Swiss Banks Take Measures to Prevent Fraud
In an age where cybercrime is becoming increasingly sophisticated, Swiss banks are taking steps to protect their customers’ accounts from fraud attempts.
Internal and External Risks
According to Joël Winteregg, CEO of NetGuardians, attempting to defraud a bank is no longer a question of “if” but rather “when”. Winteregg identifies the greatest risks for Swiss banks as being both internal and external.
- Internal Risks: Fraud committed by employees is a significant concern. In Switzerland alone, there have been high-profile cases of employee theft, including a former wealth manager accused of stealing CHF3 million from customers’ accounts over two years.

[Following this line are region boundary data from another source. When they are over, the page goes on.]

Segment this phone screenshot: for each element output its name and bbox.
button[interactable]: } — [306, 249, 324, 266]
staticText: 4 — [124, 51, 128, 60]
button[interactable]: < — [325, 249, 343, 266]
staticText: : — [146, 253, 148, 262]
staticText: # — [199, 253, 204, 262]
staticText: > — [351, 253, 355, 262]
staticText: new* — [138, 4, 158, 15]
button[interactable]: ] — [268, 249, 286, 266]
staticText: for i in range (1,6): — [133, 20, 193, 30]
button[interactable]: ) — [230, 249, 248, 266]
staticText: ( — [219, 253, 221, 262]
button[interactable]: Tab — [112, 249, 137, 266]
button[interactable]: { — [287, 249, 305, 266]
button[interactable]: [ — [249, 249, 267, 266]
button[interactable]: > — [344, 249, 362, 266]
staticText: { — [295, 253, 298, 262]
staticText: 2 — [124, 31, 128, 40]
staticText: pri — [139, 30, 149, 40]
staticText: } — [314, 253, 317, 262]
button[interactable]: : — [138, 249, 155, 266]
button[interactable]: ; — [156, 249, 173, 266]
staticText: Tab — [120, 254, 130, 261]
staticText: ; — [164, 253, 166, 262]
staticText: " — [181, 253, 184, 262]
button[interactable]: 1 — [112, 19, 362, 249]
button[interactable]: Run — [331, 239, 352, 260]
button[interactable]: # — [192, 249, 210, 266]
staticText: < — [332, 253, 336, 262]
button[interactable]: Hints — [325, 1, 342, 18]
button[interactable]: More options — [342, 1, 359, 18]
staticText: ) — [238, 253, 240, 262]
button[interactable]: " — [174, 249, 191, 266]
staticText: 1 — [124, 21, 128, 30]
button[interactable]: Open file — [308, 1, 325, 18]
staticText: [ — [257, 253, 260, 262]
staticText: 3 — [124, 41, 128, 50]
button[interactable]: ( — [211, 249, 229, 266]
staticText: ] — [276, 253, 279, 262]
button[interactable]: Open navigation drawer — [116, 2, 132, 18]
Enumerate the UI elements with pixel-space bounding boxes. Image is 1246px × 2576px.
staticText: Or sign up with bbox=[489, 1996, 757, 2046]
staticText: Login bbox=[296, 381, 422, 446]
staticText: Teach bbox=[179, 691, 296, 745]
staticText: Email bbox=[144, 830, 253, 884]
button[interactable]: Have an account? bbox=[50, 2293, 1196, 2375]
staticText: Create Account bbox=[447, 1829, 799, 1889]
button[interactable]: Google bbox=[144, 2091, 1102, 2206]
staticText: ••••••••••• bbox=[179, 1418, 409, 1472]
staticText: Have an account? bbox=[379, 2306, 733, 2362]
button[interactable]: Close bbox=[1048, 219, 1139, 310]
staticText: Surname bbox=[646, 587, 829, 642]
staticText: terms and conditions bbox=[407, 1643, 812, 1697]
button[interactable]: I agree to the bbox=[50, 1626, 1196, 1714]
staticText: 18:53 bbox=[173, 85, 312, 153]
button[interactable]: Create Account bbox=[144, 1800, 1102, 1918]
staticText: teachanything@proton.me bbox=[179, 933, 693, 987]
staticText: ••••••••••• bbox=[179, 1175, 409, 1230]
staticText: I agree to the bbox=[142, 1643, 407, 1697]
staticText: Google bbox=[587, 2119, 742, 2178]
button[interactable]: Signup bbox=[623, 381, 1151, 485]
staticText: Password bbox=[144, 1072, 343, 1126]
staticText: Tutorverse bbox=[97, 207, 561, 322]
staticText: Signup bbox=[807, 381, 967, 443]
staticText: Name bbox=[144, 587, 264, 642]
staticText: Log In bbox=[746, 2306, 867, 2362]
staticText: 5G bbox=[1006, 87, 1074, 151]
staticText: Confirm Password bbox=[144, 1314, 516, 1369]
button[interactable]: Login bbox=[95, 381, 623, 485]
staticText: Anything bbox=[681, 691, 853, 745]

- External Threats: Malware attacks, phishing, and social engineering are also major concerns. The latter involves using information gathered from social media profiles to impersonate officials and steal personal information.

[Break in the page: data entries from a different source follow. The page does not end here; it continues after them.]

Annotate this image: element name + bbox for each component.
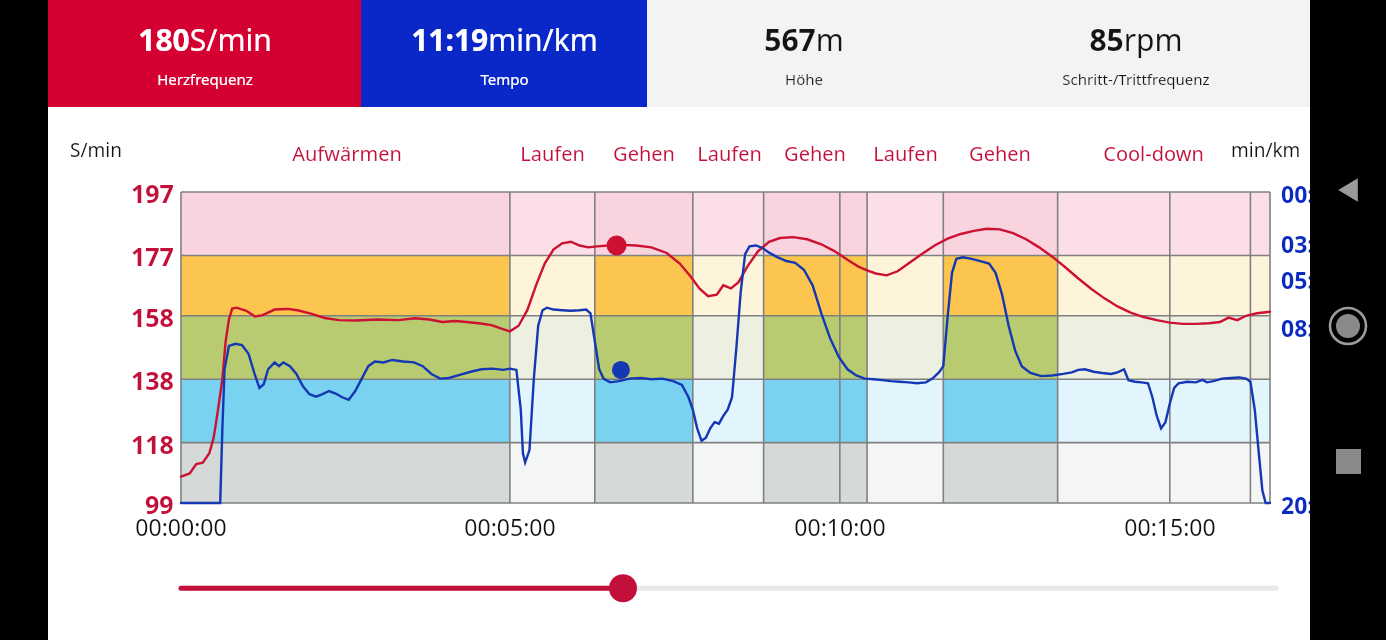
staticText: 00:10:00 bbox=[794, 511, 886, 542]
staticText: 177 bbox=[131, 239, 174, 273]
button[interactable]: 85rpm bbox=[961, 0, 1310, 107]
staticText: Herzfrequenz bbox=[157, 69, 253, 89]
staticText: Schritt-/Trittfrequenz bbox=[1062, 69, 1210, 89]
staticText: 00:00:00 bbox=[135, 511, 227, 542]
staticText: 05:00 bbox=[1281, 264, 1341, 295]
button[interactable] bbox=[48, 565, 1310, 640]
staticText: 00:15:00 bbox=[1124, 511, 1216, 542]
button[interactable]: 567m bbox=[647, 0, 961, 107]
staticText: 567m bbox=[764, 19, 844, 60]
staticText: 11:19min/km bbox=[411, 19, 598, 60]
button[interactable]: Recents bbox=[1318, 431, 1378, 491]
staticText: 197 bbox=[131, 176, 174, 210]
staticText: 118 bbox=[131, 427, 174, 461]
staticText: Tempo bbox=[480, 69, 529, 89]
staticText: 180S/min bbox=[138, 19, 272, 60]
staticText: Laufen bbox=[520, 140, 585, 167]
staticText: min/km bbox=[1231, 137, 1301, 163]
staticText: Cool-down bbox=[1103, 140, 1204, 167]
button[interactable]: Back bbox=[1318, 160, 1378, 220]
staticText: Aufwärmen bbox=[292, 140, 402, 167]
staticText: Gehen bbox=[969, 140, 1031, 167]
staticText: Gehen bbox=[784, 140, 846, 167]
staticText: 03:00 bbox=[1281, 228, 1341, 259]
staticText: 138 bbox=[131, 363, 174, 397]
staticText: 00:05:00 bbox=[464, 511, 556, 542]
staticText: Gehen bbox=[613, 140, 675, 167]
button[interactable]: 11:19min/km bbox=[361, 0, 647, 107]
staticText: Laufen bbox=[873, 140, 938, 167]
staticText: 99 bbox=[145, 487, 174, 521]
staticText: 20:00 bbox=[1281, 489, 1341, 520]
staticText: 00:00 bbox=[1281, 178, 1341, 209]
staticText: Laufen bbox=[697, 140, 762, 167]
staticText: 85rpm bbox=[1089, 19, 1183, 60]
staticText: 08:00 bbox=[1281, 312, 1341, 343]
button[interactable]: Home bbox=[1315, 293, 1381, 359]
staticText: S/min bbox=[70, 137, 122, 163]
staticText: Höhe bbox=[785, 69, 823, 89]
staticText: 158 bbox=[131, 300, 174, 334]
button[interactable]: 180S/min bbox=[48, 0, 361, 107]
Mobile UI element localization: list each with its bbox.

Combatting Threats with Proactive Detection
To combat these threats, Swiss banks are employing proactive detection methods based on profiling and machine learning technologies. These solutions analyze a customer’s typical transactions, as well as other factors such as location, language, and screen resolution, to identify suspicious activity. By combining multiple variables, false hits can be reduced by over 80%.
Human Intervention is Still Necessary
However, human intervention is still necessary in exceptional cases where AI-based solutions may not be able to accurately detect fraud. “Augmented intelligence” combines the strengths of both technology and human decision-making.

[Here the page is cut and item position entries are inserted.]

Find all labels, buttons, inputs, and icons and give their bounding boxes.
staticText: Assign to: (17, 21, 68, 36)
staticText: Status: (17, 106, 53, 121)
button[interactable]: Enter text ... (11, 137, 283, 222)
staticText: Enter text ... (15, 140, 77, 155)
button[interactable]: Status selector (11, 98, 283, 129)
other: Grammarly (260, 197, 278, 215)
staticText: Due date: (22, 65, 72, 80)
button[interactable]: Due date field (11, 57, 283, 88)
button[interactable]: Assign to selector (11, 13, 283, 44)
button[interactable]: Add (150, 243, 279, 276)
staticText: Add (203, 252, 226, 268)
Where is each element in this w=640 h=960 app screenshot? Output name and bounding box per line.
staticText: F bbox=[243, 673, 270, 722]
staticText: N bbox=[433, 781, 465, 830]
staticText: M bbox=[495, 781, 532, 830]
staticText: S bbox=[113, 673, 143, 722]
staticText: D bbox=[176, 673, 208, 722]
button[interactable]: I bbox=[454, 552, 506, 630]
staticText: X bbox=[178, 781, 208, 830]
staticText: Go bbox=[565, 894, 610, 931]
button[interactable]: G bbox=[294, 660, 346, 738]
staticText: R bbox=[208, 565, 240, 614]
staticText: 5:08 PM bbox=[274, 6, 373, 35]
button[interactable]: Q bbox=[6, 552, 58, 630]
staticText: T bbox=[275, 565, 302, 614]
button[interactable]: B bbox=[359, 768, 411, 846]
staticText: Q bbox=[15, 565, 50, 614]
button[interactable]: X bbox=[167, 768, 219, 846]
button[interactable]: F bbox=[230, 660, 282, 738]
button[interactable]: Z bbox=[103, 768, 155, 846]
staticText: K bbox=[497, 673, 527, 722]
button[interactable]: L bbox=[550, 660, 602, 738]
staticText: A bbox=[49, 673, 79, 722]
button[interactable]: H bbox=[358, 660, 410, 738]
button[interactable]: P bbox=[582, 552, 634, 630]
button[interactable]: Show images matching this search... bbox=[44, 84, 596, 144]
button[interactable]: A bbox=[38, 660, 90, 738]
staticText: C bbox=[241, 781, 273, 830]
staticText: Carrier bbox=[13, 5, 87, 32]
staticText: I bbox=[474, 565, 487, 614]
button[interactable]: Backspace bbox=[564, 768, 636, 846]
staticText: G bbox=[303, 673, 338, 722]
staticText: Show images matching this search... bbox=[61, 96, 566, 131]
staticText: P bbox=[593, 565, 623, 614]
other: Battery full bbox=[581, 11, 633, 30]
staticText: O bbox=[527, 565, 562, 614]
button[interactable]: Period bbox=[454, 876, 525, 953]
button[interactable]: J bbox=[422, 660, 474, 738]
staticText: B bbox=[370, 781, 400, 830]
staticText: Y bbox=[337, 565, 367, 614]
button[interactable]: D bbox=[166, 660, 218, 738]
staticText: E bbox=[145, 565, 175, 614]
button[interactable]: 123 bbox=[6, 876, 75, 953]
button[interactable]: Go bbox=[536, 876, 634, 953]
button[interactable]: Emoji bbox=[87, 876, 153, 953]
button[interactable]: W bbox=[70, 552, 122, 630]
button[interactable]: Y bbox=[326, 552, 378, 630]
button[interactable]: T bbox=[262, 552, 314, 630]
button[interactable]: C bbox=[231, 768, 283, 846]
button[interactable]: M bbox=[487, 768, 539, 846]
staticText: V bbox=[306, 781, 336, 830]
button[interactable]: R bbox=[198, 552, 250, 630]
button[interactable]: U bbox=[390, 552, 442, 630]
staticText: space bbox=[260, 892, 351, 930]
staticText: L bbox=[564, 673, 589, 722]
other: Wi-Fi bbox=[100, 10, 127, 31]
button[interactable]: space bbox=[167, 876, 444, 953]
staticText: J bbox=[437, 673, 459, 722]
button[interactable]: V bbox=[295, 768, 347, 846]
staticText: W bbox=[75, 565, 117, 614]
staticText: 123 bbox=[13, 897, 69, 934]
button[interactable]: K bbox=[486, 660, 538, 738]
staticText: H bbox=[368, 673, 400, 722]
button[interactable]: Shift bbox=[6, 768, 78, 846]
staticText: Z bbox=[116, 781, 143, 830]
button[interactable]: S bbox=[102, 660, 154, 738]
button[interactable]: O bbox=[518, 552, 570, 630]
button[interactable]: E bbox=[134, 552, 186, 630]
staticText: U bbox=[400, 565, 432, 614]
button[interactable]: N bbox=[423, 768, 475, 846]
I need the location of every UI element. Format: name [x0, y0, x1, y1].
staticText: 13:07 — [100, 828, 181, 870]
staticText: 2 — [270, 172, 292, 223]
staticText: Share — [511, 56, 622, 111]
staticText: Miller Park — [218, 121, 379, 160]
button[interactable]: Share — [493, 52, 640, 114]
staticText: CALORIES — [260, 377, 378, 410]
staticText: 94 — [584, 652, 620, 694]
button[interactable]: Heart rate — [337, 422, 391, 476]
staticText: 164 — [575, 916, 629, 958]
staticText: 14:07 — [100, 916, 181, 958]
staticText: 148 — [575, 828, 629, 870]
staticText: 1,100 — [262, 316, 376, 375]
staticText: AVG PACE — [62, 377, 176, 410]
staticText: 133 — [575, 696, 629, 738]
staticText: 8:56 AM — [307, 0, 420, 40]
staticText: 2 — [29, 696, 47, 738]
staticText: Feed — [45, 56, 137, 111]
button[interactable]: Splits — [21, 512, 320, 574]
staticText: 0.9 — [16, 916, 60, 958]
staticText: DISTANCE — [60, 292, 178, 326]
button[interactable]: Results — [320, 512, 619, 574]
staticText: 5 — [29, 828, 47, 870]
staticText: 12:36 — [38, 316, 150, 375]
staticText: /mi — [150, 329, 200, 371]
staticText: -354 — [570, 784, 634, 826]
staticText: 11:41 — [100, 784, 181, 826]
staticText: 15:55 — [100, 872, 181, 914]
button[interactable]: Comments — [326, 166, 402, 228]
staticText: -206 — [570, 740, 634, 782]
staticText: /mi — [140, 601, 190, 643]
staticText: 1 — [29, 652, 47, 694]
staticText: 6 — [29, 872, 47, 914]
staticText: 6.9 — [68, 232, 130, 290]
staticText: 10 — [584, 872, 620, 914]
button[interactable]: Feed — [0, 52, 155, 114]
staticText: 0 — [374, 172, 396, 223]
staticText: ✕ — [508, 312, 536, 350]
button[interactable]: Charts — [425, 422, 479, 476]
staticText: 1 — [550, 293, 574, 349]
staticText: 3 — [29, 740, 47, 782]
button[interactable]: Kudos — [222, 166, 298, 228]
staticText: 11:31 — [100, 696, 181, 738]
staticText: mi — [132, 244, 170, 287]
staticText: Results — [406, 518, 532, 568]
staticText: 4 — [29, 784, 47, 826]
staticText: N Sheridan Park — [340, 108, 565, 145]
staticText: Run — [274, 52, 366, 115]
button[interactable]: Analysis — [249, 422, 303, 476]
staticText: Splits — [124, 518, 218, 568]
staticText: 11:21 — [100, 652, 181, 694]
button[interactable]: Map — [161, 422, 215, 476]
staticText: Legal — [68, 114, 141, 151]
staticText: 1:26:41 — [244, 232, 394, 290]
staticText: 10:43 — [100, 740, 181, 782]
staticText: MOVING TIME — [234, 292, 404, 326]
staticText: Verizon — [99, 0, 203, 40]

Effective Utilization of AI-Based Fraud Prevention Solutions
For Swiss banks to effectively utilize AI-based fraud prevention solutions, they must consider data collection and storage. According to Winteregg, existing bank data can be used for machine learning algorithms, reducing the need for new data sources.
Future Developments in AI-Based Solutions
As the race against cybercriminals continues, advancements in AI-based solutions are expected. Future developments may include:
- Enriched machine learning algorithms using Markov chains
- Additional data sources from social networks
- Behavior- based biometrics
By staying ahead of the curve and incorporating these advancements into their fraud prevention strategies, Swiss banks can continue to protect their customers’ accounts from fraudulent activity.